Hernando de Soto hated it here. It wasn’t the heat, the humidity, or even the incessant buzzing of the mosquitoes in his ears.
It was the embarrassment this place ceaselessly heaped upon him.
Against the Incas far to the south, he’d acquitted himself like a proper conquistador, earning the glory to launch this expedition into the northern continent.
But these wilds were nothing like the south. The vicious natives attacked his host at every turn, tearing into its sides, stripping away more with each successive raid.
After that last battle, that holocaust, had taken over a third of his men and left sixty score natives dead at their feet, he feared returning to his ships on the coast without the gold he’d set out to find.

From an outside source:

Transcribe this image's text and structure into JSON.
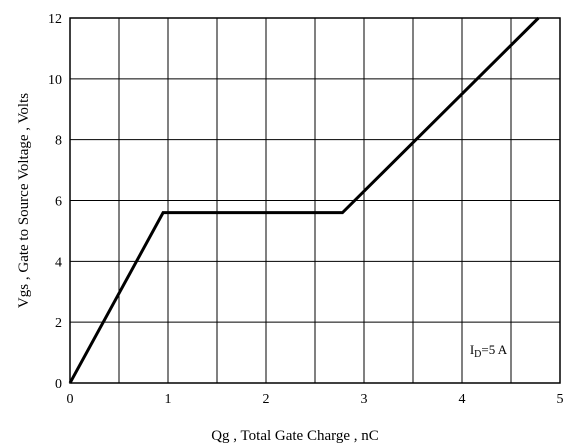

Now the greatest embarrassment of all stretched out before him. A churning river more a mile wide, mocking de Soto with every eddy and piece of flotsam that floated past.
Each day, as his men worked to build rafts for the crossing, all he could do was watch the sun climb and fall, turning the sky purple before disappearing below.
Then wait for the vibration of the hostile drums that would last the night.
Memphis Note
The place where Hernando de Soto crossed the Mississippi River was the fourth bluff, where Memphis would later be founded. Sadly, de Soto never found his gold. He died of a fever on the opposite side of the Mississippi a just over a year after crossing, never making it out of Arkansas.